Python module for evaluting ASR hypotheses (i.e. word error rate and word recognition rate).
This module depends on my editdistance project, for computing edit distances between arbitrary sequences.
The formatting of the output of this program is very loosely based around the same idea as the align.c program commonly used within the Sphinx ASR community.
This may run a bit faster if neither instances nor confusions are printed.
Please let me know if you have any comments, questions, or problems!

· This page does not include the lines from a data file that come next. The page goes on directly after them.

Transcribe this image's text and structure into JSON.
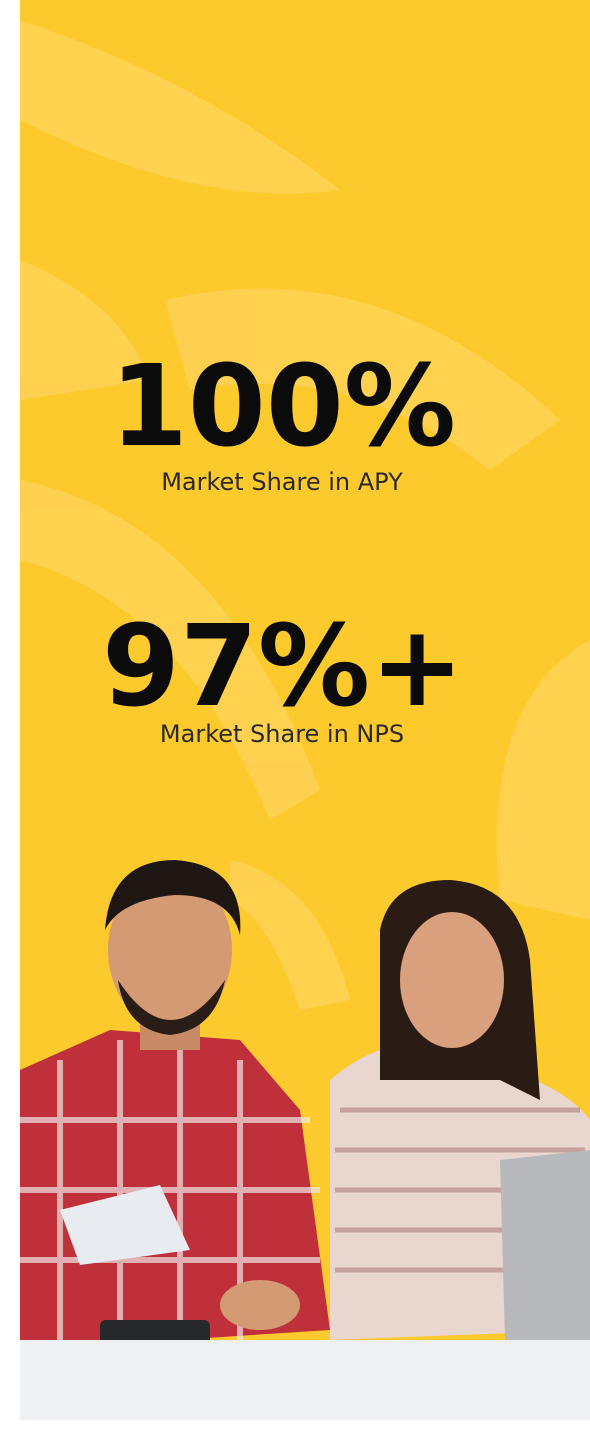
{
  "stats": [
    {
      "value": "100%",
      "label": "Market Share in APY"
    },
    {
      "value": "97%+",
      "label": "Market Share in NPS"
    }
  ]
}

For command line usage, see:
python editdistance.py --help
It should be something like this:
usage: asr_evaluation.py [-h] [-i] [-id] [-c] [-p] [-m count] ref hyp
Evaluate an ASR transcript against a reference transcript.
positional arguments:
ref the reference transcript filename
hyp the ASR hypothesis filename
optional arguments:
-h, --help show this help message and exit
-i, --print-instances
print the individual sentences and their errors
-id, --has-ids hypothesis and reference files have ids in the last
token?
-c, --confusions print tables of which words were confused
-p, --print-wer-vs-length
print table of average WER grouped by reference
sentence length
-m count, --min-word-count count
minimum word count to show a word in confusions
This requires Python 2.7+ since it uses argparse for the command line interface. The rest of the code should be OK with earlier versions of Python.